В действительности всё происходит так, как если бы мы пытались абстрагироваться от существования, а оно продолжало преследовать сущее, откуда его тщатся изгнать. Оно стремится вновь проникнуть в это сущее под любым обличьем, а вместе с ним возвращаются и все неотъемлемые от него проблемы. То, что теперь они появляются под другими именами, нисколько не меняет их природы. Этот примечательный факт нетрудно объяснить, если предположить, что существование поистине входит в структуру реальности в качестве ее конститутивного элемента. Во всяком случае, ничто не дает нам права с ходу отвергать эту гипотезу как невероятную. А если просто допустить, что она верна, мы тотчас перестанем удивляться, что попытки мыслить сущее без существования вынуждают искать ему замену. Пустота, которая образуется в результате устранения существования, взывает к тому, чтобы ее заполнили; но нет такого заменителя, который можно было бы с абсолютной точностью подогнать к ней и тем самым действительно заполнить ее. При любых суррогатах никуда не деться той трудности, от которой мы надеялись избавиться: в сущем неизменно остается нечто необъяснимое через сущность как таковую. Будучи сведено к своей простейшей форме, это нечто предстает как инаковость и ее необходимая спутница — множественность. Парменид предвидел и установил эту границу онтологии чистого бытия, которая никогда не была преодолена. Для бытия иное есть небытие; следовательно, приходится либо свести сущее к тождественному и отказать иному в бытии, либо приписать бытие иному и таким образом в само бытие ввести Ничто, т. е. отрицание бытия.

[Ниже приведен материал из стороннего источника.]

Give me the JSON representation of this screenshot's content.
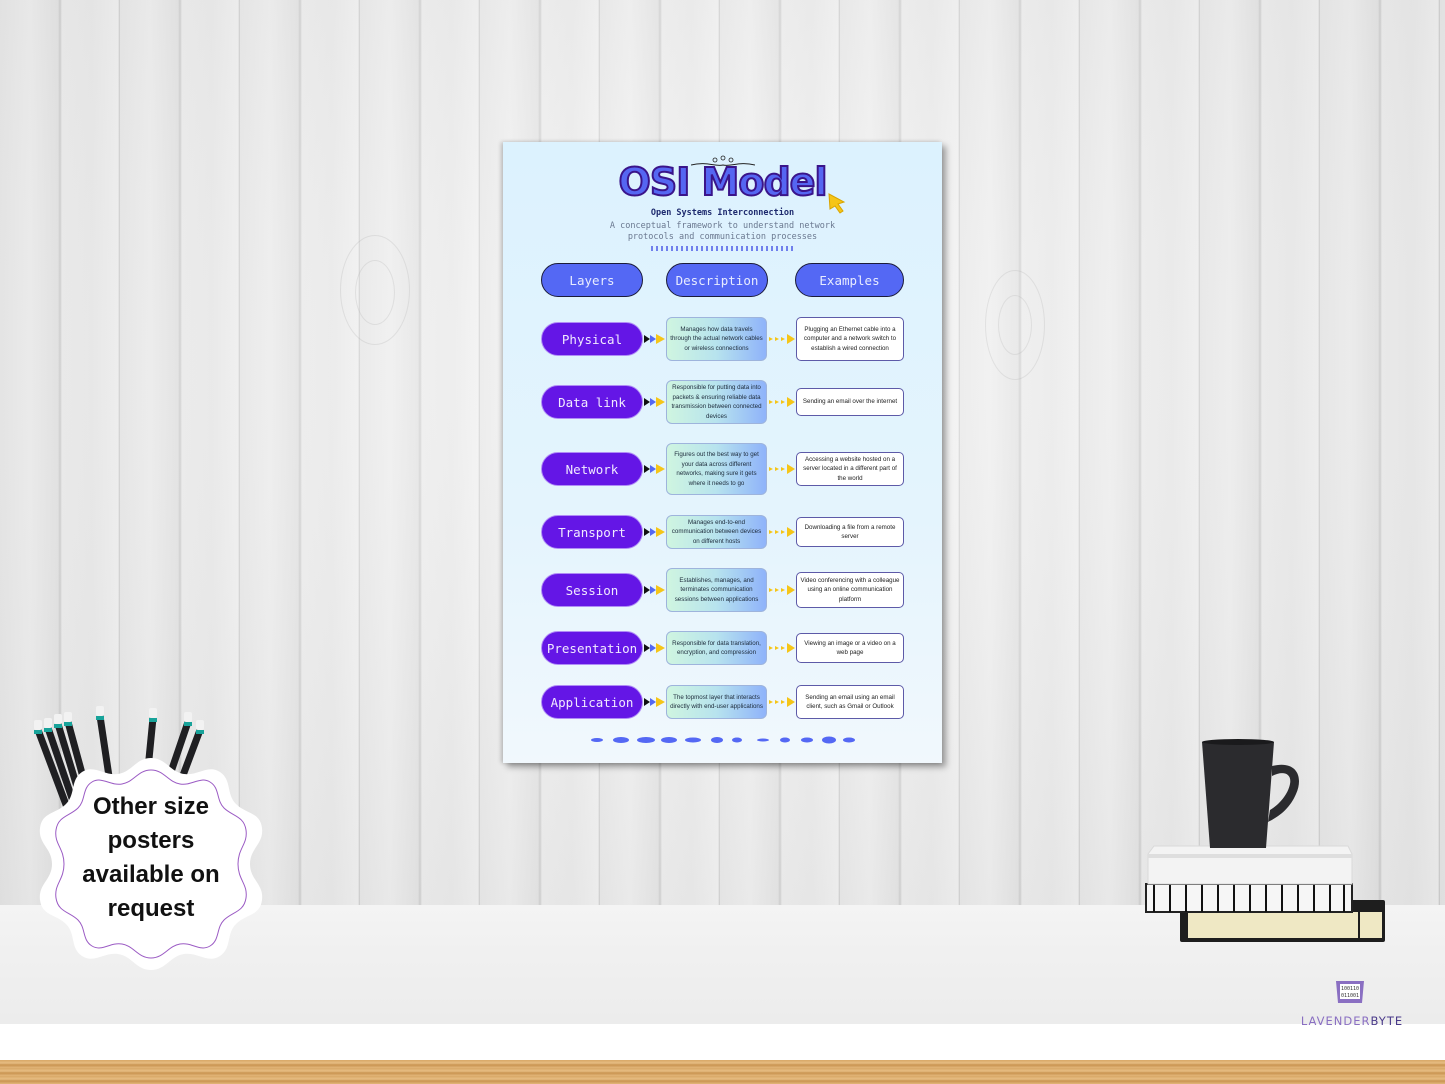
{
  "scene": {
    "description": "Mockup of an OSI Model poster hanging on a white wood-panel wall above a desk",
    "badge": {
      "lines": [
        "Other size",
        "posters",
        "available on",
        "request"
      ]
    },
    "logo": {
      "icon_bits": [
        "100110",
        "011001"
      ],
      "brand_part1": "LAVENDER",
      "brand_part2": "BYTE"
    }
  },
  "poster": {
    "title": "OSI Model",
    "subtitle": "Open Systems Interconnection",
    "tagline_line1": "A conceptual framework to understand network",
    "tagline_line2": "protocols and communication processes",
    "headers": {
      "layers": "Layers",
      "description": "Description",
      "examples": "Examples"
    },
    "colors": {
      "header_pill": "#5468f4",
      "layer_pill": "#6416e6",
      "arrow_yellow": "#f5c518",
      "title_fill": "#5566f2",
      "title_outline": "#3a148a"
    },
    "layers": [
      {
        "name": "Physical",
        "description": "Manages how data travels through the actual network cables or wireless connections",
        "example": "Plugging an Ethernet cable into a computer and a network switch to establish a wired connection"
      },
      {
        "name": "Data link",
        "description": "Responsible for putting data into packets & ensuring reliable data transmission between connected devices",
        "example": "Sending an email over the internet"
      },
      {
        "name": "Network",
        "description": "Figures out the best way to get your data across different networks, making sure it gets where it needs to go",
        "example": "Accessing a website hosted on a server located in a different part of the world"
      },
      {
        "name": "Transport",
        "description": "Manages end-to-end communication between devices on different hosts",
        "example": "Downloading a file from a remote server"
      },
      {
        "name": "Session",
        "description": "Establishes, manages, and terminates communication sessions between applications",
        "example": "Video conferencing with a colleague using an online communication platform"
      },
      {
        "name": "Presentation",
        "description": "Responsible for data translation, encryption, and compression",
        "example": "Viewing an image or a video on a web page"
      },
      {
        "name": "Application",
        "description": "The topmost layer that interacts directly with end-user applications",
        "example": "Sending an email using an email client, such as Gmail or Outlook"
      }
    ]
  }
}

Трудности усугубляются еще больше, когда мы пренебрегаем уроком Парменида и пытаемся хотя бы в малейшей степени отстоять права существования ценой компромисса. Всякий раз, когда предпринимались такие попытки (а их было немало), спекуляция приводила в итоге к предельным философским ситуациям, где любые суррогаты существования полагались, помимо бытия, как единственный мыслимый принцип существующего, его каузальности и становления. То пытались отыскать некий принцип, максимально близкий к бытию, чтобы постулировать практическое слияние двойственности с единством (именно это имеет место у Платона или у Лейбница, где началом существующих вещей является Благо); то, напротив, вступали на путь абсолютного дуализма и помещали в начало существующего некий принцип, радикально отличный от бытия и трансцендентный по отношению к нему, — например, волю, жизнь или длительность. Но такое полагание грубо иррационального у самых истоков интеллигибельного — насильственное решение, не способное удовлетворить разум. Поэтому много раз находились метафизики, пытавшиеся перебросить мост через вырытую таким образом пропасть между интеллигибельным и существованием. Так, Спиноза сделал это в отношении онтологии Декарта, а Гегель — в отношении онтологии Канта. Но все эти попытки «большого стиля» неизменно заканчивались провалом. Разумеется, причиной не был недостаток гениальности: то были прекраснейшие начинания мысли. Но их неудача объясняется прежде всего противоречивостью самой попытки. Как ни подходить к существованию, оно не поддается выведению из чего бы то ни было, даже из самого бытия. В противном случае ему не остается ничего другого, как открыто обратиться против бытия, взятого в его интеллигибельной объективности, и порвать таким образом с самой философией. Разрыв происходит всегда эмоционально и порой красноречиво; но единственное, что он доказывает, — это известную еще со времен Парменида несовместимость двух понятий, которые тщетно пытаются примирить.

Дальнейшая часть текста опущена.